И это только словесное.
А сколько было намеков, глазовращений, подмигиваний.
Рук, мимолетно сующих в карманы незаметные сверточки и бумажки.
Утром на базаре накрывали тряпкой тело, окровавленная борода торчала вверх.
Вечерний стук в калитку, сдавленный крик.
И вырастать в эту липкую паутину подспудности не очень-то и хотелось.
Ламентации по поводу реальности бытия
Жить каждый день — это совершенно лишнее.
Обидно даже терпеть унылую очередь минут и дней, а вот помнить и жалеть лишь о некоторых.
Долгая зимняя дорога, самолетный шум, песок по ногам, соленая вода без края… Ради этого терпеть медлительность проходящего, другие ликуют, а сам все мимо, мимо, когда молод или даже детск.
Без цели горизонт, внутри выносить, явить потом, отпустить в мир, уже не твое, следить украдкой, замирать от тревоги и восторга… — это уже когда взрослый.
Или себе оставить, схоронить, разворачивать, смотреть вполглаза… только захлебываться тихо… — это когда уже ни того ни другого, престарелый значит.
Или даже нет, только подумать о… да, уже прожил его, вышел оглушенный душой — куда идти?
Пошуметь с другими, сосредоточенно внешнему внимая, пережить этот кусок времени, безжалостный, беспощадный, суетливый, как между смертью и похоронами. В зрелости? Когда вот понял, что ЭТО ВСЁ, что имеешь, — твое, и оно невелико и неярко, и другого не будет, из юности лучше не смотреть. А палочкой волшебной размахивай, сколько хочешь.

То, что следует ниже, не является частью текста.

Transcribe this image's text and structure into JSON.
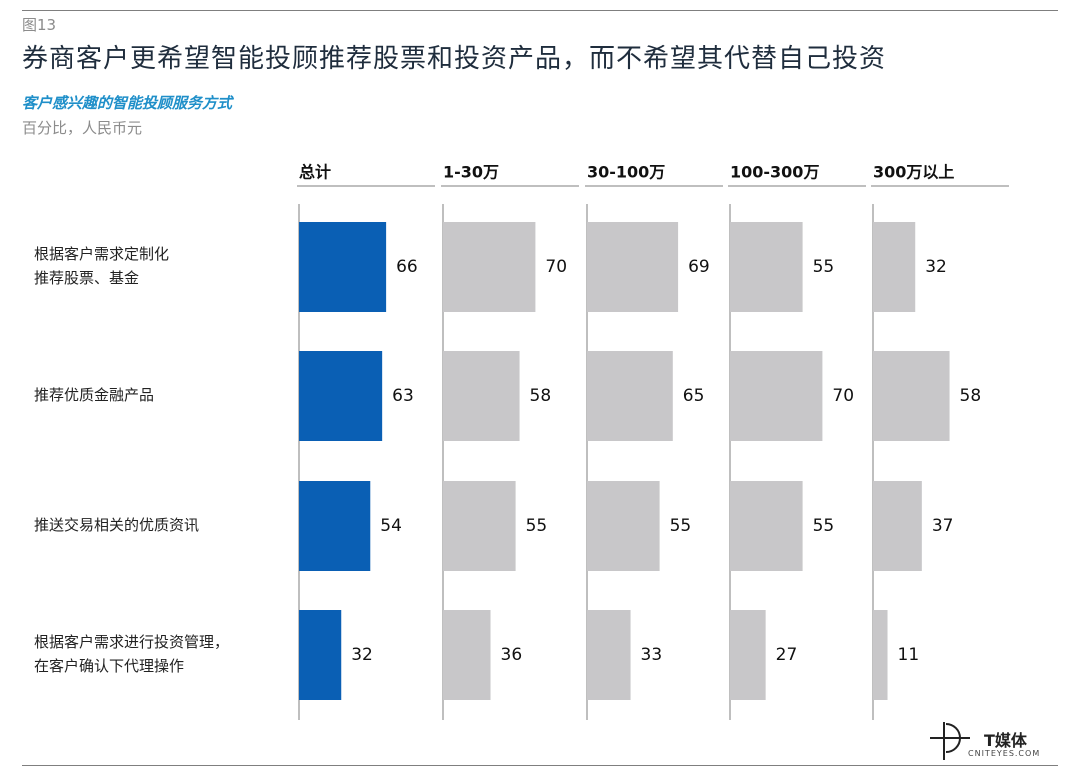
{
  "figure_label": "图13",
  "title": "券商客户更希望智能投顾推荐股票和投资产品，而不希望其代替自己投资",
  "subtitle": "客户感兴趣的智能投顾服务方式",
  "unit_note": "百分比，人民币元",
  "colors": {
    "total": "#0a5fb4",
    "other": "#c8c7c9",
    "rule": "#7f7f7f"
  },
  "chart_data": {
    "type": "bar",
    "orientation": "horizontal-small-multiples",
    "categories": [
      "根据客户需求定制化\n推荐股票、基金",
      "推荐优质金融产品",
      "推送交易相关的优质资讯",
      "根据客户需求进行投资管理，\n在客户确认下代理操作"
    ],
    "series": [
      {
        "name": "总计",
        "values": [
          66,
          63,
          54,
          32
        ]
      },
      {
        "name": "1-30万",
        "values": [
          70,
          58,
          55,
          36
        ]
      },
      {
        "name": "30-100万",
        "values": [
          69,
          65,
          55,
          33
        ]
      },
      {
        "name": "100-300万",
        "values": [
          55,
          70,
          55,
          27
        ]
      },
      {
        "name": "300万以上",
        "values": [
          32,
          58,
          37,
          11
        ]
      }
    ],
    "xlim": [
      0,
      100
    ],
    "grid": false,
    "legend": "none"
  },
  "logo": {
    "name": "T媒体",
    "sub": "CNITEYES.COM"
  }
}
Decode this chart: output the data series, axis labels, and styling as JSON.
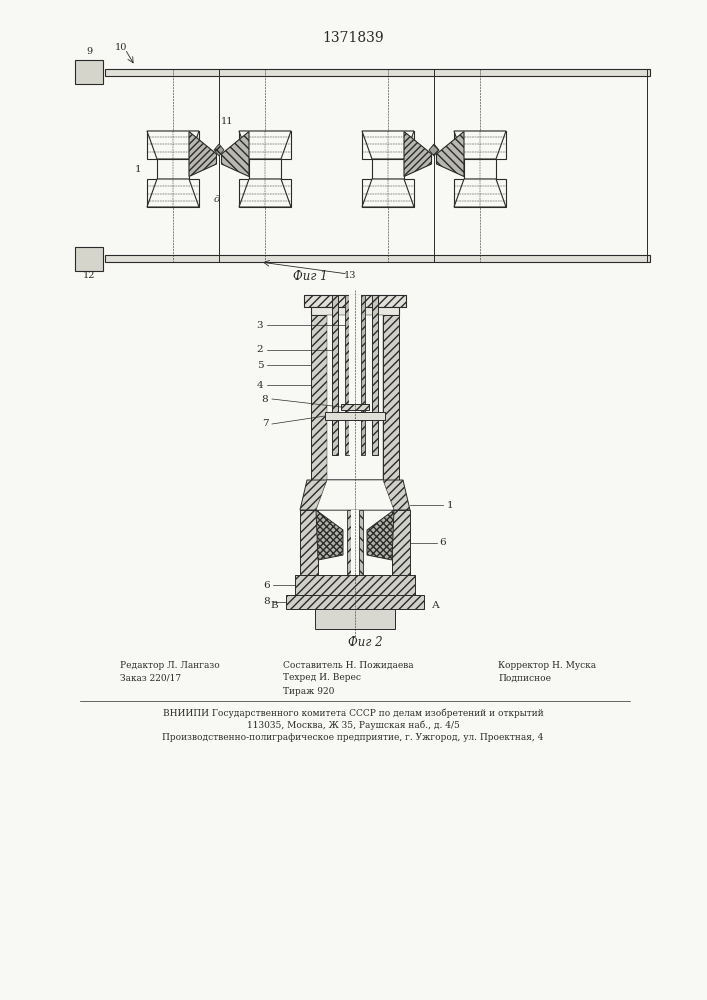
{
  "title": "1371839",
  "fig1_caption": "Фиг 1",
  "fig2_caption": "Фиг 2",
  "footer_vnii": "ВНИИПИ Государственного комитета СССР по делам изобретений и открытий",
  "footer_addr1": "113035, Москва, Ж 35, Раушская наб., д. 4/5",
  "footer_addr2": "Производственно-полиграфическое предприятие, г. Ужгород, ул. Проектная, 4",
  "bg_color": "#f8f8f5",
  "line_color": "#2a2a2a"
}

Вот вышел ты к себе, живи теперь сам собой, ликуй вполдуши, зубы чисти по утрам, кофей свари, спасешься тем, что поесть хочешь, спать падаешь, шарфом замотаться по самые уши, руки заледенели…
Да, да, слышу, конечно, иду уже, иду…
И уйди темным холодным днем, а потом и солнце погаснет… Почитайте астрономию, там написано, погаснет обязательно…
* * *
Чужая музыка в четыре руки. Вспотевший лоб, не пропустить ноту, мучение, не слыша, что играем. Стариковские снисходительные аплодисменты, кусочек пирога, чужой взрослый праздник, девочка, которая должна хорошо себя показать. Замечания потом: надо бы это лучше, и то, и левой рукой потише, басами не забивать.
И не зевать, не чавкать и крошками не сорить. И конфеты не рассовывать по карманам.
Моя жизнь состоит из чужой. Я так не хочу, я хочу скакать на лошади, на ветру, одна, на рассвете.
Я не хочу дверуки-двеноги, как-нибудь иначе, ну крылья или нет, даже не крылья, белая занавеска на ветру — этого достаточно, ею быть, белой занавеской. Тонкой тканью, легкой, невидимой, почти нетленной.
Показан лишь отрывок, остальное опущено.